Meditating with Mary Cassatt (1844-1926)
It’s not easy to be a woman at the end of the 19th century, among all the Parisian painters that Mary Cassatt frequents daily. At their time, only a handful of them managed to make a living from their art, especially when one means to connect with the incessant tumult of impressionist quests. It was also not easy to find one’s way when the canons of the time at the time prohibited a woman painter from representing a man outside her family, or when historical or cultural subjects were inaccessible to her, due to lack of commissions. But the American painter of French ancestry showed perseverance. Remaining single and childless, she nevertheless managed to impose her original view on the family relationship, particularly that of a mother and her child. A subject that she will paint many times.

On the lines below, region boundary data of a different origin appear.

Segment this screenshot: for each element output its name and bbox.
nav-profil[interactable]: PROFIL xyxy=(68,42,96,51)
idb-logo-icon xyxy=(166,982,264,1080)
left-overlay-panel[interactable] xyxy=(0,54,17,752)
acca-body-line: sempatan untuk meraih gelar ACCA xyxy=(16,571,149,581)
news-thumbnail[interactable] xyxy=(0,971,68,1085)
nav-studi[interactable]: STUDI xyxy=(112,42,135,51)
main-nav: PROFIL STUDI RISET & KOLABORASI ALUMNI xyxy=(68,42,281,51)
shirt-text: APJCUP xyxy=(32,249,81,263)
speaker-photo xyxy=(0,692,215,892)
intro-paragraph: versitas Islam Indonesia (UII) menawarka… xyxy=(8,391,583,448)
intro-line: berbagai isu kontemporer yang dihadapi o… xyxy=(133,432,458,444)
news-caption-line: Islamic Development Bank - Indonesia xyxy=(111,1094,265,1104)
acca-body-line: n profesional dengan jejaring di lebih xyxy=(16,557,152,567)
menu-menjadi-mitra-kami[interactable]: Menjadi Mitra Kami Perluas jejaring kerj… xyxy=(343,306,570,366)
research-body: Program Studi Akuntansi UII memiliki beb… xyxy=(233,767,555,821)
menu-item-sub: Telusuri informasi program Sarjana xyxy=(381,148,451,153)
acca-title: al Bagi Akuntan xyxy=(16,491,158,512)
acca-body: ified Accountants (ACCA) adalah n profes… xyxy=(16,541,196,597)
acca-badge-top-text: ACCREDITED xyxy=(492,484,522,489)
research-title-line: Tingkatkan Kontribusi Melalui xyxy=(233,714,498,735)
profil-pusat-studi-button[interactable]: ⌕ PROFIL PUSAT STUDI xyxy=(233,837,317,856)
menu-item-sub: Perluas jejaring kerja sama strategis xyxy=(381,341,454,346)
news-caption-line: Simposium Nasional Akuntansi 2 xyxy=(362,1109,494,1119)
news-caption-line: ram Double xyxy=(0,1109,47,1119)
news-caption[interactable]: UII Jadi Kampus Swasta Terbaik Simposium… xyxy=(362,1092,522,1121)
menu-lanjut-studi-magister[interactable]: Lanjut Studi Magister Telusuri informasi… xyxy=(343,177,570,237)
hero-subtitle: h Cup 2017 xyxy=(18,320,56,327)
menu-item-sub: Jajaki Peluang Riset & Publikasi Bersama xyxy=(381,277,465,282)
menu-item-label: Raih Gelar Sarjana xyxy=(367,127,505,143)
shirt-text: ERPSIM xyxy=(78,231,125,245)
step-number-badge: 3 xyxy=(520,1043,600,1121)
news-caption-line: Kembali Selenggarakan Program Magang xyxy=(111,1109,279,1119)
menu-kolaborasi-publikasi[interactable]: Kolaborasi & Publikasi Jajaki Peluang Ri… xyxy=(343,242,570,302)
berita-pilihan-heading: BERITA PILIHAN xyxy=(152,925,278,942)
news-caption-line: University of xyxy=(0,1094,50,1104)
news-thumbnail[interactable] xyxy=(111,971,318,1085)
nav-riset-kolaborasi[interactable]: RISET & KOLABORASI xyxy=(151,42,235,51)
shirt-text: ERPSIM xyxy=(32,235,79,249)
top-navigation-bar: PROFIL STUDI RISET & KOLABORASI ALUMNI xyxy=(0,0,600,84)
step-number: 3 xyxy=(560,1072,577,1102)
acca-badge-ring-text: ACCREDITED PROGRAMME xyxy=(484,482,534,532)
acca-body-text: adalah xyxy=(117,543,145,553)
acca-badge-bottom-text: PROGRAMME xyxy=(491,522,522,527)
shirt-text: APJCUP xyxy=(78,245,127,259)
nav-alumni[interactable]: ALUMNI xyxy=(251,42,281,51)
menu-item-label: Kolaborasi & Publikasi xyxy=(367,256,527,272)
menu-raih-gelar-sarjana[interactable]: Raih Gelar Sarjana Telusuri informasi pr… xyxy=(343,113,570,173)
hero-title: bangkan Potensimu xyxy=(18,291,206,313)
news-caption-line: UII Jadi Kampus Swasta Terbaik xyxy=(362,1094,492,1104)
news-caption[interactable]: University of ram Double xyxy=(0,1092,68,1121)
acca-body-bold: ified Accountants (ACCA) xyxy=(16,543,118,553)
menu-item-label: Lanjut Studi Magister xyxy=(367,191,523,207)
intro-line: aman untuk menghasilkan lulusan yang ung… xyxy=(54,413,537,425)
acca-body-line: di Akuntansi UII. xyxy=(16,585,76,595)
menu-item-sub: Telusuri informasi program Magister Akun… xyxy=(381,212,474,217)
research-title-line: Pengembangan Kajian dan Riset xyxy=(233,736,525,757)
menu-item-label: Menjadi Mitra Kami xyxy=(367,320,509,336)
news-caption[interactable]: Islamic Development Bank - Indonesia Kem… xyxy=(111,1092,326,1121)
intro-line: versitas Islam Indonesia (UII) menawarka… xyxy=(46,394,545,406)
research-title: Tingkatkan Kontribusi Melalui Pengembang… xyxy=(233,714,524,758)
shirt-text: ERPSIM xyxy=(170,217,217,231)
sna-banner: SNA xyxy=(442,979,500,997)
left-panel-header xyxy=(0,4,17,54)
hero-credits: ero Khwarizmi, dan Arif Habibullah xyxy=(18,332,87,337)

At the turn of fifty, Cassatt reached the peak of his art, varying techniques and styles. Her world ranges from the refined Japanese art of prints to the carnal generosity of Rubens whom she admires. In this intimate scene, the flesh is well present in a delicate interlacing of arms, faces and legs against a white and gray background of sheets, pillows, cups and furniture. The pink cheeks of the mother and her daughter bring them together and soothe the worry that seems to arise from the adult’s gaze on her child. Because motherhood is indeed a strange thing, this permanent concern for others, for the little one. Mary Cassatt knows this well too, having lost a younger brother when she was only 11 years old. This gives rise to such a unique feminine sensitivity. “I cannot admit that a woman draws so well,” her friend Edgar Degas gushed, admiringly.